Monitoring SH-double-affinity purification efficiency. (A) Schematic overview of the purification procedure. HEK293 cells expressing SH-tagged proteins are lysed and first purified from total protein extracts using streptavidin sepharose (Strep-Tactin beads). After several wash steps, purified proteins are released in the presence of 2 mM biotin for subsequent immunoaffinity purification using anti-HA agarose. Finally, protein complexes are eluted with 0.2 M glycine, pH 2.5, and processed for mass spectrometric analysis. (B) Western blot analysis of SH-purification yields. SH-PPP2R2B expressing HEK293 cell line was generated as described in Figure 1 and the purification was performed on 3 × 10⁷ cells. The purification procedure was monitored by immunoblotting using anti-HA antibodies. L: lysate; SNS: supernatant after streptavidin purification; ES: elution from the streptavidin sepharose; SNH: supernatant after anti-HA purification; EH: elution from the anti-HA agarose (final eluate). Information on the percentage of input is given to compare the relative amount of sample loaded on each gel lane. (C) Reproducibility of SH-purification yields. 11 cell lines inducibly expressing SH-tagged bait proteins related to the PP2A phosphatase system were generated as described. Lysate (L) and final eluate (EH) from all 11 bait-specific SH-purifications were immunoblotted using anti-HA antibodies and percentage of loaded sample amount is indicated.

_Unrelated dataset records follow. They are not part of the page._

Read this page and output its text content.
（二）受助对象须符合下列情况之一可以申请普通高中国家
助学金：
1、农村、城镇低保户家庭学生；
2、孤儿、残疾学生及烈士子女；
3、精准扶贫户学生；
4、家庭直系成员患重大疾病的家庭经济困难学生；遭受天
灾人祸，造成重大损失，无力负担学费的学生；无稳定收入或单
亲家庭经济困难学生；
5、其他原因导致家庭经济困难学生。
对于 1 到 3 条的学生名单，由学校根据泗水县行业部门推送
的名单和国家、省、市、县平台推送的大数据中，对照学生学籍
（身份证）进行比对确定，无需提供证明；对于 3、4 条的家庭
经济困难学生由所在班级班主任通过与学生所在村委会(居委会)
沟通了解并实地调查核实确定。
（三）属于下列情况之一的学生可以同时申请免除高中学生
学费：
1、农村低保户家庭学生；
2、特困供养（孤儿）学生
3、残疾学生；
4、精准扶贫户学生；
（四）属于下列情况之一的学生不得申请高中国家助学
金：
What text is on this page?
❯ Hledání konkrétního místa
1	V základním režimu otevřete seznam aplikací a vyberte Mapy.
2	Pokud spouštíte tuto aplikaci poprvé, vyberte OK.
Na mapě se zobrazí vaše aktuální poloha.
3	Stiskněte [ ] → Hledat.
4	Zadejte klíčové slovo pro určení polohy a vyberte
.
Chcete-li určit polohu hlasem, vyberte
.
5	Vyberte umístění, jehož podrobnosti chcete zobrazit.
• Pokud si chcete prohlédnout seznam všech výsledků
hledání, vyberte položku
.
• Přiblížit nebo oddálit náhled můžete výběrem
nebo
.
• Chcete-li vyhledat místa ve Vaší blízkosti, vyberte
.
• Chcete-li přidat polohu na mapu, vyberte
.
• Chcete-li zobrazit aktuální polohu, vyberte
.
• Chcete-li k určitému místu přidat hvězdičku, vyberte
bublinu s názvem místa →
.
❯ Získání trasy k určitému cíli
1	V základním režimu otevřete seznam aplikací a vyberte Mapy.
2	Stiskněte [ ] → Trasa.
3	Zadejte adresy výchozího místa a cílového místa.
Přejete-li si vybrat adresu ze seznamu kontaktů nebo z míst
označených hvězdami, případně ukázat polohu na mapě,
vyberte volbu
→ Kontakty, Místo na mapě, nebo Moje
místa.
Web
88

Data processing and reproducibility of the overall workflow for a human PP2A protein interaction network. (A) HEK293 cell lines expressing 11 different bait proteins linked previously to the human PP2A network were generated as described in Figure 1. Inducible expression was tested by western blotting (upper panel). Eleven cell lines were used for two independent SH-double affinity purification experiments directly followed by LC-MS/MS (SH-LC-MS/MS). Obtained mass spectra were analysed with XTandem followed by statistical validation of the search results using PeptideProphet and ProteinProphet. Only proteins with minimum ProteinProphet probabilities of 0.9 were considered. Primary interaction data were filtered against a contaminant database resulting in a final list of 242 (replicate A) and 218 (replicate B) bait–prey interactions with an overlap of 85%. To assess the reproducibility rate, the sum of common interactions found in experiments A and B were divided by the total number of interactions identified. (B) Generation of a database containing co-purifying contaminant proteins used for data filtering. Eight independent control purifications were performed using SH-tagged eGFP as a bait protein. Tryptic peptides were analysed twice by LC-MS/MS and identified proteins from all 16 measurements were consecutively added to a contaminant database. A total of 109 proteins were identified and used to subtract unspecific protein contaminants. (C) Robustness of protein interaction data obtained by the integrated workflow. The number of protein interactions (black line) and the percent overlap (red line) across the two replicate data sets shown as a function of increased filtering stringency (number of unique peptides required for protein identification).

Protein–protein interactions and different classes of protein complexes within the human PP2A interaction network. Protein–protein interaction data identified in two out of two replicate experiments were vizualized using Cytoscape v.2.5.1. Bait proteins are represented as triangles, and prey proteins are represented as rounded squares. Nodes were classified according to the legend. Edge colour indicates known interactions (orange) or newly identified interactions (blue). Thickness of the edges reflects the number of identified unique peptides. Five classes of PP2A protein complexes could be distinguished on the basis of network topology and literature information and are displayed by dotted lines and colour shading (see legend).